Porting HPC Applications to AMD Instinct$^\text{TM}$ MI300A Using Unified Memory and OpenMP
Suyash Tandon, Leopold Grinberg, Gheorghe-Teodor Bercea, Carlo Bertolli, Mark Olesen, Simone Bnà, Nicholas Malaya
TL;DR
The paper addresses the challenge of porting high-performance computing (HPC) applications to AMD Instinct MI300A by leveraging its unified memory architecture and the OpenMP target offloading model. It presents a practical OpenMP-based programming blueprint that unifies host and device data environments, enabling directive-based offloading with minimal code changes, demonstrated through porting OpenFOAM. Key contributions include a detailed workflow for using unified_shared_memory on MI300A, a case study showing porting of OpenFOAM with roughly O(100) code modifications, and empirical results showing MI300A delivering substantial speedups over discrete GPUs due to eliminated page migrations and cohesive memory. The work has practical significance for production HPC, offering a scalable, maintainable path to accelerate large codes on APUs with reduced data duplication and programming complexity.
Abstract
AMD Instinct$^\text{TM}$ MI300A is the world's first data center accelerated processing unit (APU) with memory shared between the AMD "Zen 4" EPYC$^\text{TM}$ cores and third generation CDNA$^\text{TM}$ compute units. A single memory space offers several advantages: i) it eliminates the need for data replication and costly data transfers, ii) it substantially simplifies application development and allows an incremental acceleration of applications, iii) is easy to maintain, and iv) its potential can be well realized via the abstractions in the OpenMP 5.2 standard, where the host and the device data environments can be unified in a more performant way.

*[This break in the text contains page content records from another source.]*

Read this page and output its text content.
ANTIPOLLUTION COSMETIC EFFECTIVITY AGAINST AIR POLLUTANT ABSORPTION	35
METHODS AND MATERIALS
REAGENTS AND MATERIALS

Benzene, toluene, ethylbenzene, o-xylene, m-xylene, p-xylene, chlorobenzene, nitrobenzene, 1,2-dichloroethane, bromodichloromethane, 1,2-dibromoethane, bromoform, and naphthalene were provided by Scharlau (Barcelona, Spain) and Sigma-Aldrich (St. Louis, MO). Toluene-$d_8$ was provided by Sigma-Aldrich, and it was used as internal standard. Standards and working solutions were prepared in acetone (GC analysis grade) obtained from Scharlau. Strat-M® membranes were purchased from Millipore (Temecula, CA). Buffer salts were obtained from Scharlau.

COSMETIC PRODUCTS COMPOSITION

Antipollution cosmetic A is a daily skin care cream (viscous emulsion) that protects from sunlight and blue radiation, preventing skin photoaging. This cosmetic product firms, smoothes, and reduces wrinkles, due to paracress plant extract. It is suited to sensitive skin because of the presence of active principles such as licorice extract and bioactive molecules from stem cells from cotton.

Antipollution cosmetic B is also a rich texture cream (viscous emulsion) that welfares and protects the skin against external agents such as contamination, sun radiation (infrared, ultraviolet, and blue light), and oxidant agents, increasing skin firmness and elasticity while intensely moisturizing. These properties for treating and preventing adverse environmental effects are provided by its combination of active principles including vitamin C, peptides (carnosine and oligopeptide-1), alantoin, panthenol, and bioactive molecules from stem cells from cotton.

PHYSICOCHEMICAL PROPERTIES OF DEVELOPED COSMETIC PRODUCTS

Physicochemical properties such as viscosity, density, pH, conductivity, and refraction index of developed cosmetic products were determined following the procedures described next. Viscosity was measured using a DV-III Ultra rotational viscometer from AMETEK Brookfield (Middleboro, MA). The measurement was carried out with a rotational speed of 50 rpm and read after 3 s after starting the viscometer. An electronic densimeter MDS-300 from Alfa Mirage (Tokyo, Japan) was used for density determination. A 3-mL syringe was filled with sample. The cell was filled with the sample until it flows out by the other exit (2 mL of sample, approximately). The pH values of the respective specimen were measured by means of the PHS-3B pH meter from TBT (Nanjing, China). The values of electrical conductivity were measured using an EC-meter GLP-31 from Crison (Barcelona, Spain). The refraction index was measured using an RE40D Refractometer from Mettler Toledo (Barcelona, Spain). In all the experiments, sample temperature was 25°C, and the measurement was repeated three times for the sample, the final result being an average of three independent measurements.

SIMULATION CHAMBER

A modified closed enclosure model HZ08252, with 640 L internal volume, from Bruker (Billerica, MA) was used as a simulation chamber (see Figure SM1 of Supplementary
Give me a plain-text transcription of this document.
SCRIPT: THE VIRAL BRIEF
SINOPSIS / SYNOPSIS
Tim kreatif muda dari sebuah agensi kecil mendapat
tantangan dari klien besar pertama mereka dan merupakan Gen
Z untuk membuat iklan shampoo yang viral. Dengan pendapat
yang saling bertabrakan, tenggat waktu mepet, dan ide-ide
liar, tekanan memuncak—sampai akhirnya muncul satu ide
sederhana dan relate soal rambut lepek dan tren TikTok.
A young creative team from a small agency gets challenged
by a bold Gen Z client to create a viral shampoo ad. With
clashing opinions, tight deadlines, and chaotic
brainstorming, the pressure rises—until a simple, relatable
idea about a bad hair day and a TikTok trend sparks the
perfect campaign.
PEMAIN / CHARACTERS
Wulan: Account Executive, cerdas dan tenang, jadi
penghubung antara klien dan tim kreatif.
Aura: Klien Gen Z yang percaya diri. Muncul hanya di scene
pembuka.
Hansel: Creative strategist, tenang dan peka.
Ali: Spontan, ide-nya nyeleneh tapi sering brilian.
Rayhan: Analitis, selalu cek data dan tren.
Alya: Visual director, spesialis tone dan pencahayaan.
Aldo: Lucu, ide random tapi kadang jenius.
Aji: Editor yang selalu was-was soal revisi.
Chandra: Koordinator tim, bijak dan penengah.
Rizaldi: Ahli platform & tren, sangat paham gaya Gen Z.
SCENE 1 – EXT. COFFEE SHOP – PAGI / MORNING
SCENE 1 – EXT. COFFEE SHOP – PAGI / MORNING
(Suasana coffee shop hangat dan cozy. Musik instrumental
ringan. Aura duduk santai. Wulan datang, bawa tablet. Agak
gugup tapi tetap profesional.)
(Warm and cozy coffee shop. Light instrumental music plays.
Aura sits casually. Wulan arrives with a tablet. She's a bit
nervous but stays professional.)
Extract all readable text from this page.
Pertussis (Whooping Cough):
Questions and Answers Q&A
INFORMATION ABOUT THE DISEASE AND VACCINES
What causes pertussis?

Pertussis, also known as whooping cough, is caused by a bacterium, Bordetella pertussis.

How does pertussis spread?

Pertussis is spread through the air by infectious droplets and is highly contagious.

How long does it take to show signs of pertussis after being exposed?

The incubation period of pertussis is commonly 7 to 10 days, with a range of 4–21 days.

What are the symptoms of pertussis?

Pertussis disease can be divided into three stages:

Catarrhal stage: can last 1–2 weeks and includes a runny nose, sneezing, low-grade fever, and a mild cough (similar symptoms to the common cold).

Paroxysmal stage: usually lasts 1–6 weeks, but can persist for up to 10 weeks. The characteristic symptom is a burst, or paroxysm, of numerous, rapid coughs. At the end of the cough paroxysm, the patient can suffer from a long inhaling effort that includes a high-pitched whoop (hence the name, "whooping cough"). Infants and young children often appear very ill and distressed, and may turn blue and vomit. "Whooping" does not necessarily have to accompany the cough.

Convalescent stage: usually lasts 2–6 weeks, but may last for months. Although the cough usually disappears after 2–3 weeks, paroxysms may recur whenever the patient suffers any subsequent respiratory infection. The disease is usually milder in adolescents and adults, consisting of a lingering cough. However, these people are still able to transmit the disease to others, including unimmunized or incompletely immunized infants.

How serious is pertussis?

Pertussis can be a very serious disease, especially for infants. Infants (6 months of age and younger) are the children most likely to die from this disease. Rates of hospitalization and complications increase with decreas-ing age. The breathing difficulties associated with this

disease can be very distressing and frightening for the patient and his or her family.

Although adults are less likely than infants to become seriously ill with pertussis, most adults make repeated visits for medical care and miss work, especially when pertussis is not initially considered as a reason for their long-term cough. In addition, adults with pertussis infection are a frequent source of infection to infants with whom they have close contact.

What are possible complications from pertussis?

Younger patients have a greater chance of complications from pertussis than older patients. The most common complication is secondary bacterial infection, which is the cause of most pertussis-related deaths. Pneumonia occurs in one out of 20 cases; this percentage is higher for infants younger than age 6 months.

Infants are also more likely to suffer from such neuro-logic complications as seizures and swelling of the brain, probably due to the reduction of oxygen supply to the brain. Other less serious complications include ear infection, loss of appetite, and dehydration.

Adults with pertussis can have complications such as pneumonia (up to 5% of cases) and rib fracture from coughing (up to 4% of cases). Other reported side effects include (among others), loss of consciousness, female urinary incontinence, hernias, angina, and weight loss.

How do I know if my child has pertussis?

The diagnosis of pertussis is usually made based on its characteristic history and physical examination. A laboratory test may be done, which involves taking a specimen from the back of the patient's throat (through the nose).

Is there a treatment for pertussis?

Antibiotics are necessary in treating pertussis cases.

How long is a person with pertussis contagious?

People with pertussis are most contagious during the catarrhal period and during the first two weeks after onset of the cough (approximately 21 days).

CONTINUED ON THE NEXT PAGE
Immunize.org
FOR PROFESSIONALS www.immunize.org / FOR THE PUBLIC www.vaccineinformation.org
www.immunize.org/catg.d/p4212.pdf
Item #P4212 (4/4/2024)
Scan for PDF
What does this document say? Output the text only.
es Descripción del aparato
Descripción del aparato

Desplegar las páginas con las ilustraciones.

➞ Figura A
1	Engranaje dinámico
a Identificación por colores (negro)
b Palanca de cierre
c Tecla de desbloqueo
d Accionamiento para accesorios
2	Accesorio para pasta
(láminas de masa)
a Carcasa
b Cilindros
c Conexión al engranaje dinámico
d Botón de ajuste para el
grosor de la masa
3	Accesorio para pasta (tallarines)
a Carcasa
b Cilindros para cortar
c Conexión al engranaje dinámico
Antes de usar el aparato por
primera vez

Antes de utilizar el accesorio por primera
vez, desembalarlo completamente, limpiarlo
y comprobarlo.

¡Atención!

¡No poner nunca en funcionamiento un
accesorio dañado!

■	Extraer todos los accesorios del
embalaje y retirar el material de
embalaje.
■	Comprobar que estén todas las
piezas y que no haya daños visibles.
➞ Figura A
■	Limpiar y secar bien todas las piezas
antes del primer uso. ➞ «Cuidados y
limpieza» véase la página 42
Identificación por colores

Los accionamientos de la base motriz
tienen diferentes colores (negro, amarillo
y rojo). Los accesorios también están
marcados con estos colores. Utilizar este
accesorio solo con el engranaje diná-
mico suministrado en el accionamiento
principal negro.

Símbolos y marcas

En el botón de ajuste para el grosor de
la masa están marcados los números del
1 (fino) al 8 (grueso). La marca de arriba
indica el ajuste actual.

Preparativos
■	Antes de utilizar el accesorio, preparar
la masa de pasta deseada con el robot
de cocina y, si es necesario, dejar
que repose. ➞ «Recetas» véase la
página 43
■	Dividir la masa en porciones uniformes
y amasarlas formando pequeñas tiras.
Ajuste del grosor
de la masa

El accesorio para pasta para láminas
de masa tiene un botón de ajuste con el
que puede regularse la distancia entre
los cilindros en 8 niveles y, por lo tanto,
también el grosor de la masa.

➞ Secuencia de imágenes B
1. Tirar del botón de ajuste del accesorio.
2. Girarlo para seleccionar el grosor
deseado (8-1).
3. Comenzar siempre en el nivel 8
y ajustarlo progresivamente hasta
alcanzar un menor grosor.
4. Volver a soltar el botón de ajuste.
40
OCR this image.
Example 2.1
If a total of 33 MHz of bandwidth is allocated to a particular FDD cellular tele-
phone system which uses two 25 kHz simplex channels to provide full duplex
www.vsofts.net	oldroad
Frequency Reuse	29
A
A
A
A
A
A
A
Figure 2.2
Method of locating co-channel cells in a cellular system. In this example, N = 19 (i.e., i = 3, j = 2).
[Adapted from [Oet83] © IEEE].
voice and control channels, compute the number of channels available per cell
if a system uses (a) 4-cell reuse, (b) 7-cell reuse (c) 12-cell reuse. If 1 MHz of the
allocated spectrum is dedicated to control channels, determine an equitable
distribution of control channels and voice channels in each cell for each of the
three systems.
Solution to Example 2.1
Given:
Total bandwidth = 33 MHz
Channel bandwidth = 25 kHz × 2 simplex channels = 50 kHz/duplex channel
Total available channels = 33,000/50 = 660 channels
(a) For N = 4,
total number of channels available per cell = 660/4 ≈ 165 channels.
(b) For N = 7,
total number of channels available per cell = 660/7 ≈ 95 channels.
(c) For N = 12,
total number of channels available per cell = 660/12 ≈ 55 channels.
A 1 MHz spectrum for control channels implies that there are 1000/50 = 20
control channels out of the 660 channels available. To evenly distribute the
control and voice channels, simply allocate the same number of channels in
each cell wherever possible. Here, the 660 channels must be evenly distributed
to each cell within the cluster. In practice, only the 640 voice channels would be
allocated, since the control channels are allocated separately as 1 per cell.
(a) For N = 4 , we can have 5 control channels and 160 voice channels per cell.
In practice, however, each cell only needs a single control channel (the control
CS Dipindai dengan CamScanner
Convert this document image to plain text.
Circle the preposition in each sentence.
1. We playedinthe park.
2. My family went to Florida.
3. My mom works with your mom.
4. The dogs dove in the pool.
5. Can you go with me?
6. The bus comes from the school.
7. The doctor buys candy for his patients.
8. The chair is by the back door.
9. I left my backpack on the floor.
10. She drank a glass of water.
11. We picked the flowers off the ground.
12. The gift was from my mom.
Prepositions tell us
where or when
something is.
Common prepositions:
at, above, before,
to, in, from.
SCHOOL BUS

In this article, we provide a blueprint of the APU programming model leveraging unified memory and highlight key distinctions compared to the conventional approach with discrete GPUs. OpenFOAM, an open-source C++ library for computational fluid dynamics, is presented as a case study to emphasize the flexibility and ease of offloading a full-scale production-ready application on MI300 APUs using directive-based OpenMP programming.